The SPX-10 computer was always a tricky system to get to play well with nmea 2000 when it was setup originally as setalk 1. I believe you are going to have to setup a Raymarine seatalk ng backbone with their setalk 1 to seatalk ng converter. Raymarine Part # E22158
First step is to run all the seatalk 1 equipment in a series into the yellow port on the seatalk 1 to seatalk ng converter (Including your ST6001 AP Control Head). You may need a setalk 1 junction D224 if you run out of ports. You are no longer running it in a series to the SPX10. It will not be connected to it.
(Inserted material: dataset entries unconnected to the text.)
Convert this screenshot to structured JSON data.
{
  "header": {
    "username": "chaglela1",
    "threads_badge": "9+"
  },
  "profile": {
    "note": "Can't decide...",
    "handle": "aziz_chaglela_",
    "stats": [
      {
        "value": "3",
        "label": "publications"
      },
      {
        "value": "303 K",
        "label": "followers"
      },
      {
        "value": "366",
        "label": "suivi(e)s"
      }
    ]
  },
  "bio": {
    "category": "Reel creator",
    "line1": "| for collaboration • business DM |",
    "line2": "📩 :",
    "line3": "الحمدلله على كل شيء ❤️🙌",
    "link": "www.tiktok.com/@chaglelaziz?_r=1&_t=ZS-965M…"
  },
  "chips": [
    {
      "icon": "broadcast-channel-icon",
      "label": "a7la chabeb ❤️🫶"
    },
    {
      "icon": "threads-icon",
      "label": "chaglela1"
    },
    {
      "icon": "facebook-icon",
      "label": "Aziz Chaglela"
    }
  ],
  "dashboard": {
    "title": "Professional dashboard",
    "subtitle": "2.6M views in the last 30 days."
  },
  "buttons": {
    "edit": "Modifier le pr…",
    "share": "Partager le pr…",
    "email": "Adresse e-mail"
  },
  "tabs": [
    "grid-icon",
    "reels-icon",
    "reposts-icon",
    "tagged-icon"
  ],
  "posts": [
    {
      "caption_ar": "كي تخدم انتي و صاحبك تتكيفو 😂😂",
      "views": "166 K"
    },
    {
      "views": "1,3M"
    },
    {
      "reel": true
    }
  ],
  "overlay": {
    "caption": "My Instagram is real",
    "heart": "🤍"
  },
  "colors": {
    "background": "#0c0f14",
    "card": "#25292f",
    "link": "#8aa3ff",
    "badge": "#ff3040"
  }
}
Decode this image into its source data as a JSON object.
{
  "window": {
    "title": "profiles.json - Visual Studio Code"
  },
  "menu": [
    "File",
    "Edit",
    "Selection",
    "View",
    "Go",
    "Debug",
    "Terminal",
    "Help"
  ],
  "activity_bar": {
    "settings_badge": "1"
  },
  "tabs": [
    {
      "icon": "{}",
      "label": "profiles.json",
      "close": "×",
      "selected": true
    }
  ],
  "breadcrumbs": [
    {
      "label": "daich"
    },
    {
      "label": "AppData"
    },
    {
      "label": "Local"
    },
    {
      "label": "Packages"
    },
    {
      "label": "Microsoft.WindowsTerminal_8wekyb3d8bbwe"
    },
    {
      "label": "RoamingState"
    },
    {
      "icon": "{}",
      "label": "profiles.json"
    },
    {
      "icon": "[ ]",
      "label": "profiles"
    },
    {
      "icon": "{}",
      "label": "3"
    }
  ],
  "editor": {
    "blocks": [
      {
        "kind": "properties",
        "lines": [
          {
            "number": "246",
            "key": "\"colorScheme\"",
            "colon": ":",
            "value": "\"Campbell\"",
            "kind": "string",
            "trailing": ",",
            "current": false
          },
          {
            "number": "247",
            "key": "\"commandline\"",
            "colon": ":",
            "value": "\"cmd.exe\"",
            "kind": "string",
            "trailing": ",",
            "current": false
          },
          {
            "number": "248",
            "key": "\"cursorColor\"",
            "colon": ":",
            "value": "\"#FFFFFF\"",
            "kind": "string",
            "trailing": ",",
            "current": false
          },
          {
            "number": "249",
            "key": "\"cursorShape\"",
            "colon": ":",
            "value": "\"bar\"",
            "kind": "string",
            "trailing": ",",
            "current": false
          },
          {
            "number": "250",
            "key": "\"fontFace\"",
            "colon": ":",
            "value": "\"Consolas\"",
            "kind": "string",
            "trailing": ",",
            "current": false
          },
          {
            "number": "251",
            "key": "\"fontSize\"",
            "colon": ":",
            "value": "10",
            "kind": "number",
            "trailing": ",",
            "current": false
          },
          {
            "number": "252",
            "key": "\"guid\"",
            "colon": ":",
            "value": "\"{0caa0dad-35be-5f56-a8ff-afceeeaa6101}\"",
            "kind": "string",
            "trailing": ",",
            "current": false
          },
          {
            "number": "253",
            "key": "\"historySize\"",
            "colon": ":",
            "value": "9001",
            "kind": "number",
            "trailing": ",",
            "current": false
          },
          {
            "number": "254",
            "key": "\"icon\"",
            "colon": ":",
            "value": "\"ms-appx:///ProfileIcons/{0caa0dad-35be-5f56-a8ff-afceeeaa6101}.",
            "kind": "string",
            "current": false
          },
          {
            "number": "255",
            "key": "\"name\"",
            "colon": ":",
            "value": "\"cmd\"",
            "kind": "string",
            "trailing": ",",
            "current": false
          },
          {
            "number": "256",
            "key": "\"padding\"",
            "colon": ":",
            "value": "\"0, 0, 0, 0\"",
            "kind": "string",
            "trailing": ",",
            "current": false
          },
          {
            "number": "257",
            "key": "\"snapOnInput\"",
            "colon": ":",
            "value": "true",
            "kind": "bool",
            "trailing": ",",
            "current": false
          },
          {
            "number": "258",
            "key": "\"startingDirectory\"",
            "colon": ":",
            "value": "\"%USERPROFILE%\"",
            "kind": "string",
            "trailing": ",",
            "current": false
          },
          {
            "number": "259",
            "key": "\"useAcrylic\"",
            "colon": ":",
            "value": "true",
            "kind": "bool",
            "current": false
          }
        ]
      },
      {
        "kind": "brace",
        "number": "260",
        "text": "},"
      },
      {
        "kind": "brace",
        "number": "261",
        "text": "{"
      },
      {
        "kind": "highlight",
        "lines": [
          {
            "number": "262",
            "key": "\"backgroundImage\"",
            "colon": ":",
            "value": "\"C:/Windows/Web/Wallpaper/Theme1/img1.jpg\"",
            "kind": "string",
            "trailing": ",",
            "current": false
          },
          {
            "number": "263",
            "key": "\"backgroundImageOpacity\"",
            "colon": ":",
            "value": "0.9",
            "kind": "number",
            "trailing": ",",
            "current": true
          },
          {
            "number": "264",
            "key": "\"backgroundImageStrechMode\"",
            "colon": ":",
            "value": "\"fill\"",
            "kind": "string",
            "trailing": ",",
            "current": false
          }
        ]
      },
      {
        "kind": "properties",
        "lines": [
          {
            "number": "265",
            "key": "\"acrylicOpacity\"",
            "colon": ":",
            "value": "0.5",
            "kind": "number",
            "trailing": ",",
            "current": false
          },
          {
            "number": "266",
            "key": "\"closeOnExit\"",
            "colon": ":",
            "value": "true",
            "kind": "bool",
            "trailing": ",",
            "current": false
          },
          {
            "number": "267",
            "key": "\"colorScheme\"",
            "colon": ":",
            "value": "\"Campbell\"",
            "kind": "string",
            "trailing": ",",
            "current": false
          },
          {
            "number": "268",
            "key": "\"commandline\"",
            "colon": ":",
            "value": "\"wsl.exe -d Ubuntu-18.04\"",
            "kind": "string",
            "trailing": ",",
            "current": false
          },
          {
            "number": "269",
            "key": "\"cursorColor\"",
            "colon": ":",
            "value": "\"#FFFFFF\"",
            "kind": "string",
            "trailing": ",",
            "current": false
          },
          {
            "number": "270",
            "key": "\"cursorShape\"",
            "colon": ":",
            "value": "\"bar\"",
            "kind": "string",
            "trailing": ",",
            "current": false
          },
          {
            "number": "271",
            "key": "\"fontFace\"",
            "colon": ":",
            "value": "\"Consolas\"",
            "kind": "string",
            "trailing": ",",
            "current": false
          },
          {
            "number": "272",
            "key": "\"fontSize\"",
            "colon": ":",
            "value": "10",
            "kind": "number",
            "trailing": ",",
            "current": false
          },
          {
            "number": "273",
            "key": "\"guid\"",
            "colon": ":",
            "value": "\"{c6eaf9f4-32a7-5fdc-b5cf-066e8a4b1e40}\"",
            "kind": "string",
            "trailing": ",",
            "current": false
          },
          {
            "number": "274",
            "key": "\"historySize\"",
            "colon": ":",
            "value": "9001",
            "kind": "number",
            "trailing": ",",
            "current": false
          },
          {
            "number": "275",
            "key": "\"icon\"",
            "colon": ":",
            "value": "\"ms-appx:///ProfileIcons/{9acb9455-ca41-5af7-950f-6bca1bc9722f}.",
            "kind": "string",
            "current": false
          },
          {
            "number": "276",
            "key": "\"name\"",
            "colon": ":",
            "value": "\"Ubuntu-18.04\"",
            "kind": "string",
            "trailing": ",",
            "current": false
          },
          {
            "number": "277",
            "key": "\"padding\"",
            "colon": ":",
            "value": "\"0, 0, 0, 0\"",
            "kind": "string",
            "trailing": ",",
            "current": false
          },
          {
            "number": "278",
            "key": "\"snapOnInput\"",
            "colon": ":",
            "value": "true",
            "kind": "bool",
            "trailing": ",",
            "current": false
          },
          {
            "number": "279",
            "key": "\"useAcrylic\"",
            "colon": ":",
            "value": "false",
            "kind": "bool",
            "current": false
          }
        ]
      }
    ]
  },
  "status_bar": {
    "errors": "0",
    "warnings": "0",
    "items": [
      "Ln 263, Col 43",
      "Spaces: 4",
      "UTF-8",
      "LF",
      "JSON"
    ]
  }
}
Now all of your seatalk 1 devices will be talking nmea 2000 language. Your SPX 10 was configured to talk to everything via seatalk 1 or seatalk ng (nmea 2000). The SPX10 had a special stealk ng cable that plugged onto its main board. Connect this into one of the white ports on the E22158 converter hub. If yours is lost then Max Marine Electronics still has plenty
This cable is used to connect the X-5 Course Computer to the Seatalk NG backbone. The cable is new with factory tie-wraps, the bag may have a shelf rash
maxmarineelectronics.com
**Now turn the switch on the SPX10 above the seatlk ng port plug to off. It is possible for the SPX10 to power the seatalk ng network, but you do not want to do that here.**
Plug the one of the blue terminator plugs into one of the blue ports found on the ends of the converter hub.
In the other blue port use a setalk ng to nmea 2000 backone converter cable to jump over to your nmea 2000 network.
You now have one white port left on the hub. This can be used to plug the provided red power cable into the hub to power the network. I assume you are adding this converter hub into an already powered nmea2000 network so most likely you will leave this port empty.
In this setup everything will talk to each other properly. If you need a diagram let me know and I can make one up. It is probably the only way I can think of where you will be successful.
The SPX10 had information limitations on sharing what came into the system. What I described above puts everything on the nmea 2000 network and does not pass it through the computer first. The SPX10 is grabbing everything it needs through nmea 2000 now. This includes what it needs from your plotter to navigate to waypoints.
I would download an SPX10 manual for reference as well. I am sure it still available on the website. If there is any issue after doing what I described above then I would factory reset the Raymarine AP system and do your dockside setup seatrial etc from scratch. It may be looking for something on the seatalk 1 network that is now on nmea 2000. I can't remember if it will find it automatically.